娘が傷を見て表情を変えなかったので、自分でも見る勇気に
1968年生まれ。80年代、テレビ番組から生まれた「おニャン子クラブ」の一員になり、大人気に。「うしろ髪ひかれ隊」としてCDデビューも。おニャン子卒業後は、女優やレポーターとして活躍。出演番組に「キッズ・ウォー」「ちい散歩」など。子育て中の働くママでもある。乳がんを公表せず、5回の手術を受けた。その体験をつづった「右胸にありがとう そして さようなら」(光文社)を出版
―― しっかり者の娘さんが、本音を見せました。
生稲さん 手術の前、右胸ともお別れなので、娘と近所の銭湯へ。「右胸がなくなったら、こんなふうに銭湯に来るなんてもうないのかな」。それでも娘のために頑張ろうと思いました。全摘の手術後はさすがに痛くて、体がきつかったです。乳頭、乳輪と乳房の膨らみがなくなってしまいましたが、娘が先に傷を見て表情を変えなかったので、自分で見る勇気になりました。娘のおかげで、思ったよりも衝撃を受けずに済みました。

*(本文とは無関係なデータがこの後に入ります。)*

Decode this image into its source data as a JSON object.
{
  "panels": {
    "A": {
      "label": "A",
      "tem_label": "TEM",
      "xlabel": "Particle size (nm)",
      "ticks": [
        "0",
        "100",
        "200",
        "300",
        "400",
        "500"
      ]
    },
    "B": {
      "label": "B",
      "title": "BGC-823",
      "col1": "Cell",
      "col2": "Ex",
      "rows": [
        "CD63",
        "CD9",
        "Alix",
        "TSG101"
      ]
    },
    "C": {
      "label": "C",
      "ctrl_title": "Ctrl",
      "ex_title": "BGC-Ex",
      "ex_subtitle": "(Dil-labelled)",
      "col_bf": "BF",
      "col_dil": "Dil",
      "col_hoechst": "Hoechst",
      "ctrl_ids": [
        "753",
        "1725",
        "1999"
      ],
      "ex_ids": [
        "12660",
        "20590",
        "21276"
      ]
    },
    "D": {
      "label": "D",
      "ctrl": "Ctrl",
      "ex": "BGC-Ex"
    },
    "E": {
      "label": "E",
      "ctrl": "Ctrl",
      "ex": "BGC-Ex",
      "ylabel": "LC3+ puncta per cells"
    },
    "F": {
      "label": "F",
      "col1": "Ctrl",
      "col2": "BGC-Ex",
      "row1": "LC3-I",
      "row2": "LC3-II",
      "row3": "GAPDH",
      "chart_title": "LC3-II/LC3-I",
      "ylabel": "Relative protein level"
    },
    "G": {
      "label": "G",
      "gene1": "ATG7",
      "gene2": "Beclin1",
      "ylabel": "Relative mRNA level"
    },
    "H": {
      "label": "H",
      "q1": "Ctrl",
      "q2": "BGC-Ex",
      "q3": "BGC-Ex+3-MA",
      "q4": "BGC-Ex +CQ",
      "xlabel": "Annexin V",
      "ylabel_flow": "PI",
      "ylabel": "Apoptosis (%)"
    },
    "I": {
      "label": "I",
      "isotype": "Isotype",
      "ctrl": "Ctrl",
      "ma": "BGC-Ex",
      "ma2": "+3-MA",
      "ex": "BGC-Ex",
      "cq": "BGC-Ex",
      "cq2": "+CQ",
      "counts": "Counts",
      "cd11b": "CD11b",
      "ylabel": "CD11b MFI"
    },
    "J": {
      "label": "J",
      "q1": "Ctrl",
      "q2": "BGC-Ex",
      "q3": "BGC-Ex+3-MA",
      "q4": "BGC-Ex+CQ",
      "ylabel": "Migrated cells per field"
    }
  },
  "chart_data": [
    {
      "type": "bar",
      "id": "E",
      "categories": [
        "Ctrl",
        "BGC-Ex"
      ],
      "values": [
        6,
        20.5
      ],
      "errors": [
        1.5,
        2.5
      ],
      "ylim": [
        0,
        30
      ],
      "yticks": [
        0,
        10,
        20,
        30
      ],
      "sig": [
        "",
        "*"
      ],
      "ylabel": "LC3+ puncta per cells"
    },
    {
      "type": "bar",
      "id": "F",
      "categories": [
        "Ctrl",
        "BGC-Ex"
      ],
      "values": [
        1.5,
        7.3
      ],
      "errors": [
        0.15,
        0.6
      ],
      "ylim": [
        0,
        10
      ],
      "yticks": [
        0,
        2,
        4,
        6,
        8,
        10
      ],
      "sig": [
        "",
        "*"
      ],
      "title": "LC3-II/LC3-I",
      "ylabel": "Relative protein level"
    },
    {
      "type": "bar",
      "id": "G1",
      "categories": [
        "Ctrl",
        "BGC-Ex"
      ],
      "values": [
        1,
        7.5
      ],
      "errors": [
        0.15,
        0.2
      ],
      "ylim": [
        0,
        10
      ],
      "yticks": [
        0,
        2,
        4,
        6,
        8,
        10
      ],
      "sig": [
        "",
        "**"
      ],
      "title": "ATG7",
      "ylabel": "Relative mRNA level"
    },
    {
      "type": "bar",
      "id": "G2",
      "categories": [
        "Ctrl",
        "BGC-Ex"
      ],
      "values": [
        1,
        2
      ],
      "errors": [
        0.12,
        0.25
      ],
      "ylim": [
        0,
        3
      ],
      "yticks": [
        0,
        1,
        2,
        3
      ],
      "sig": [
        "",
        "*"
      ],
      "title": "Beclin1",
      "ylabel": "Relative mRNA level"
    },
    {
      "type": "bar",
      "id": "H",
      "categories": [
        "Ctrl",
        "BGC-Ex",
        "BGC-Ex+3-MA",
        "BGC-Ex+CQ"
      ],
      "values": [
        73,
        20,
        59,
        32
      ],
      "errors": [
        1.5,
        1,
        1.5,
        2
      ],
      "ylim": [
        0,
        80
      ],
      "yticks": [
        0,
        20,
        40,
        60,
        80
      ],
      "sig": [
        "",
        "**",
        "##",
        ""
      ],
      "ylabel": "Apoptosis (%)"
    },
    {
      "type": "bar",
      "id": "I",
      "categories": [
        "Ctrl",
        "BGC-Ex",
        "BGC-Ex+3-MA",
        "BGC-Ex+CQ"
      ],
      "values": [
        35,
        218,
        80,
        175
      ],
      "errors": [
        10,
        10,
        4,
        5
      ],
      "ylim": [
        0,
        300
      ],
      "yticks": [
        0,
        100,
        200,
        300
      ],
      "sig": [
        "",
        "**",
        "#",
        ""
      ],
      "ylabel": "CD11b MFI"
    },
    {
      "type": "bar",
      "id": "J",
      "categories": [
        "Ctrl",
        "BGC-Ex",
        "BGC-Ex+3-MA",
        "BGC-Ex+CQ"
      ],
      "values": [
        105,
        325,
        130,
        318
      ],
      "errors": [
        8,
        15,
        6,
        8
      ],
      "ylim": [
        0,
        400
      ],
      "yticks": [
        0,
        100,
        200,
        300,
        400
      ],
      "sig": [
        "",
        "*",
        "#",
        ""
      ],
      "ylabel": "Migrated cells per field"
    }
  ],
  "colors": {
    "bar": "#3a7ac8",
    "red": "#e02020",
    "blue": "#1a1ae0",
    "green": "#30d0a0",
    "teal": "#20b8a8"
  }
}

初めの入院のときは3泊で、娘は毎日、お見舞いに来てくれました。その後、2回の手術は日帰りでしたが、全摘手術の入院は10日。娘なりにストレスを感じてしまったようです。病室に来ても、テレビを見るしかない状況。冬休みなのに遊びに行けないのは、子どもにはかわいそうでした。1月2日、泣いてパパを困らせていると連絡があり、「病院に来なくていいから、どこか連れていってあげて」と言いました。私は1日、病室にいて「今日は来てくれないんだ」と独りぼっちで寂しかったけれど、娘に対して「そうだよね。ごめんね」という気持ちでした。
―― 公表しなかったので、闘病の仲間がいなくてつらかったそうですね。
生稲さん 病院に行くと、40代の患者さんが多くて。がんにかかる方が多い世代ですよね。同世代だと私のことを知っている人も多いだろうと、マスクやメガネをしていました。振り返れば、気が付いても、声をかけないでいてくれたのかもしれません。全摘の手術を受ける前日、他の患者さんと一緒に説明を受ける場面がありました。あのときは一番、苦しかったです。本当は「怖いね」と話して、不安を共有したかったけれど、マスクとメガネ姿で「話しかけないでオーラ」を出していました。相部屋の患者さん同士、話しているのを見ると、「ああ、私も話したい」と思いながら黙っていました。その場を去るときに「お先に失礼します」と言っただけでしたが、皆さんが返してくれた「いってらっしゃい」がうれしかったです。